Est-il possible de stimuler chez les jeunes la production d'«anticorps» qui leur permettraient, devant un échec ou un stress majeur, d'éviter les idées suicidaires? Le Dr Jean-Jacques Breton, psychiatre, croit que oui. Dans une étude à paraître, il démontre que de tels «facteurs de protection» existent et qu'ils pourraient bel et bien, s'ils sont développés chez les jeunes à risque, prévenir des suicides.

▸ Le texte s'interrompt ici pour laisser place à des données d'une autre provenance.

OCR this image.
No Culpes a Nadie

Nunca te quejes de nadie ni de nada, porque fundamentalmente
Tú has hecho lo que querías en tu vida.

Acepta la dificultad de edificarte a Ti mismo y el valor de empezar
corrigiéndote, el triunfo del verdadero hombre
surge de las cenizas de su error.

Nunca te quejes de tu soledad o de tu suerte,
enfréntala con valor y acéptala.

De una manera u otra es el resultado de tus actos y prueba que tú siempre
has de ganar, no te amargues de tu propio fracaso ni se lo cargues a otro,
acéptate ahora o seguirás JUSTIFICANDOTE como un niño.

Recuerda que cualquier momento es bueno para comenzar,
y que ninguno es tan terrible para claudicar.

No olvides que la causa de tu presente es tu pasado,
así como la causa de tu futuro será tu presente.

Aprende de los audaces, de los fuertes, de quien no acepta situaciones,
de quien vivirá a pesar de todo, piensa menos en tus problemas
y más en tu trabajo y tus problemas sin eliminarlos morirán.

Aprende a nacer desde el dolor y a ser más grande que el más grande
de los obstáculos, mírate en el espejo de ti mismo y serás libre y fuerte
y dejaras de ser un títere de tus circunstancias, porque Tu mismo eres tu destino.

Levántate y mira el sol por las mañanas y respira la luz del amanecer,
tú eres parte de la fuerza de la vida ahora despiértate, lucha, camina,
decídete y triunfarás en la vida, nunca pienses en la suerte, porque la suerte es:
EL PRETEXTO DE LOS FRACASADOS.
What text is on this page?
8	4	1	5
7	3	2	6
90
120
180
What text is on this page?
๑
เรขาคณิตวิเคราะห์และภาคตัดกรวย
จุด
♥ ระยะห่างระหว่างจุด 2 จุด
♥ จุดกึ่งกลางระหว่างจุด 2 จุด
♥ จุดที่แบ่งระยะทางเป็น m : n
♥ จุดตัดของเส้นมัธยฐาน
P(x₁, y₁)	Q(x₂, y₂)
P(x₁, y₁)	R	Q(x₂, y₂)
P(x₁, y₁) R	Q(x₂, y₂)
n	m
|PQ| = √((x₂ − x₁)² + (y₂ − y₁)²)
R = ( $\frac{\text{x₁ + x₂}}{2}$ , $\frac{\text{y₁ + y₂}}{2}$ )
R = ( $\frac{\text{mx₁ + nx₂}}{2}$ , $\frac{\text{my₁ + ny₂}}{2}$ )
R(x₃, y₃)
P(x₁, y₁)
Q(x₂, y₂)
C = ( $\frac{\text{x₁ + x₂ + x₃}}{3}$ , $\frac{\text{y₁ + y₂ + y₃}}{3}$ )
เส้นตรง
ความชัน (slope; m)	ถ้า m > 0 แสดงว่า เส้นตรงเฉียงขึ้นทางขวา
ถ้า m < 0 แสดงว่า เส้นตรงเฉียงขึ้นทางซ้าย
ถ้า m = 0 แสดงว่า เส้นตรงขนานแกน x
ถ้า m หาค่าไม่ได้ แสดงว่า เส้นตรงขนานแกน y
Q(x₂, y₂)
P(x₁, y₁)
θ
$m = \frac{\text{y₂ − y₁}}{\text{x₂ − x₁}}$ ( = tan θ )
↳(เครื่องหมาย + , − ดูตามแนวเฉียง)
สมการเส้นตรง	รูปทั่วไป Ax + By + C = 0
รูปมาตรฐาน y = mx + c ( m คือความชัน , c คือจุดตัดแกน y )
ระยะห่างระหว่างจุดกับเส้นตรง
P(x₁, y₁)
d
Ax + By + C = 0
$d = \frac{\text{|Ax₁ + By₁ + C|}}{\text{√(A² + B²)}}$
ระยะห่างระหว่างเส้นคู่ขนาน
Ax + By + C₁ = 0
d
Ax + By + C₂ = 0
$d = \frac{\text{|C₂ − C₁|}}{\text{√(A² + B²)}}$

En interrogeant 283 adolescents recrutés dans sept écoles secondaires de Montréal, et en comparant leurs réponses avec celles des jeunes clients qu'il reçoit à la clinique des troubles de l'humeur, l'équipe du Dr Breton a déterminé plusieurs facteurs de protection bien précis.

 

Le médecin cite les raisons de vivre, la spiritualité, la façon d'aborder les problèmes, les habitudes de vie et les valeurs. La spiritualité n'est pas définie comme la pratique religieuse comme telle, mais comme une vie intérieure, une recherche de sens. D'autres facteurs de protection sont davantage liés au plan familial, soit l'attachement positif avec le parent ou le sentiment d'appartenance à la famille.

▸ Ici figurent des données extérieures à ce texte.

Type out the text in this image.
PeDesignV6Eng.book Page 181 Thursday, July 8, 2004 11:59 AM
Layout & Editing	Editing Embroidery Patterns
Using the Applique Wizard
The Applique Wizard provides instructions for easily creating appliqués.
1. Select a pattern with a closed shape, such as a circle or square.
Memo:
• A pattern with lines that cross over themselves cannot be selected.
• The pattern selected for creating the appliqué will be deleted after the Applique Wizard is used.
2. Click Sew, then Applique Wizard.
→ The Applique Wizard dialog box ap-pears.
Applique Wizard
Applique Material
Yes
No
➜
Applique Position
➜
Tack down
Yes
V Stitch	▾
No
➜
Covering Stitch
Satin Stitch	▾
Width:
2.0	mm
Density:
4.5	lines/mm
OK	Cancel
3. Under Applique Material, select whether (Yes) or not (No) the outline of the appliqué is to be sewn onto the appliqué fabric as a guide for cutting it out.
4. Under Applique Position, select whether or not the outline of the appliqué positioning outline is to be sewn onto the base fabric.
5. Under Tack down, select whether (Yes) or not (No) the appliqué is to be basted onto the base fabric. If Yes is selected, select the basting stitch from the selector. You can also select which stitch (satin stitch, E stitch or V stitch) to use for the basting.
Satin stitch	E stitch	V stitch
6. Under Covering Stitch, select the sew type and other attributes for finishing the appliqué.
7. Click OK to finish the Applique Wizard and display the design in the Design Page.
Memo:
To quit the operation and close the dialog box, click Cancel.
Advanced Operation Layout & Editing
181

Par exemple, un jeune qui fait une dépression et qui a peu d'amis, qui passe beaucoup de temps devant la télé, qui pratique peu de loisirs et de sports et qui n'a pas de but précis dans la vie risque beaucoup plus de rechuter parce qu'il a peu de facteurs de protection. Encore plus si, par exemple, il est en conflit avec ses parents.

«On a beaucoup parlé des facteurs de risque dans la problématique du suicide. Mais ce qu'on a découvert, c'est qu'il y a aussi des facteurs de protection. S'il y a des facteurs de protection, le risque d'avoir des idées suicidaires diminue. Ce n'est pas magique, bien sûr, mais si on favorise ces facteurs de protection, les gens peuvent améliorer leur capacité à faire face aux événements stressants. On peut les outiller», explique le Dr Breton.

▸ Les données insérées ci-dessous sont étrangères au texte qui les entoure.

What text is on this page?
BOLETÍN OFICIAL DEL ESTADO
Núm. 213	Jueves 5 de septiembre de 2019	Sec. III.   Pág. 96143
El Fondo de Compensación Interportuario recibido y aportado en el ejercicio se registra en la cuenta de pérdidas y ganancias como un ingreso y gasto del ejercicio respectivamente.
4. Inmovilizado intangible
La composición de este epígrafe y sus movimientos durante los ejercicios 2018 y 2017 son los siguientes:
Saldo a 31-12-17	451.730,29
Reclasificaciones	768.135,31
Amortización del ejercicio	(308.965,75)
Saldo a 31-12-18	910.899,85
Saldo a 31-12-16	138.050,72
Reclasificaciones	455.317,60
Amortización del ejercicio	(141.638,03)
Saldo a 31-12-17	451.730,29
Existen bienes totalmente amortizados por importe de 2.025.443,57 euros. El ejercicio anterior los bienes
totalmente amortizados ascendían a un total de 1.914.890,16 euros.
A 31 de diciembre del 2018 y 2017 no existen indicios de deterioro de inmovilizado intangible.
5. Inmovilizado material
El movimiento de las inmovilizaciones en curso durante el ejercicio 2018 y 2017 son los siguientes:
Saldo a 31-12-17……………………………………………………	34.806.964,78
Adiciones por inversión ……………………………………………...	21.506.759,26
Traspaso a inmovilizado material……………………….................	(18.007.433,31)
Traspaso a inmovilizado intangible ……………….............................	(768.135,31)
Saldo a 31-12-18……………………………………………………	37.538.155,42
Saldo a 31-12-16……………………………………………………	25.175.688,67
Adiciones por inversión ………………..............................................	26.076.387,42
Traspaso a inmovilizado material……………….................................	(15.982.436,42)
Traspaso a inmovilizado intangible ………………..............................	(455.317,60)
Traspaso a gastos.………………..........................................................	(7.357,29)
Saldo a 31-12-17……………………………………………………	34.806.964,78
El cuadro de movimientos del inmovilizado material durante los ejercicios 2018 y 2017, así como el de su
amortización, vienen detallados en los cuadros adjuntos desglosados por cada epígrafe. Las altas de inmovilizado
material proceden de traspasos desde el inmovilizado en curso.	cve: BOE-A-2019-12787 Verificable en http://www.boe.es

«L'idée, c'est de renforcer nos jeunes, de les aider à produire des anticorps. S'il y a une nouvelle «infection», qu'ils puissent y faire face. Donc que la probabilité d'une réaction négative diminue», poursuit-il.

Chaque année, entre 50 et 100 jeunes de 6 à 18 ans sont dirigés vers la clinique des troubles de l'humeur de l'hôpital Rivière-des-Prairies. La grande majorité sont dépressifs et ont fait des gestes à caractère suicidaire. «On rencontre ici des jeunes de 10 ou 11 ans qui ont des idées suicidaires, des enfants qui veulent mourir», raconte le Dr Breton.

Ils ont, la plupart du temps, été envoyés par les urgences de l'hôpital, où leur cas a été jugé sérieux. Jamais on ne les fait attendre: ils sont tout de suite reçus, évalués et traités. L'évaluation dure une journée complète, au cours de laquelle on évalue justement leurs facteurs de protection.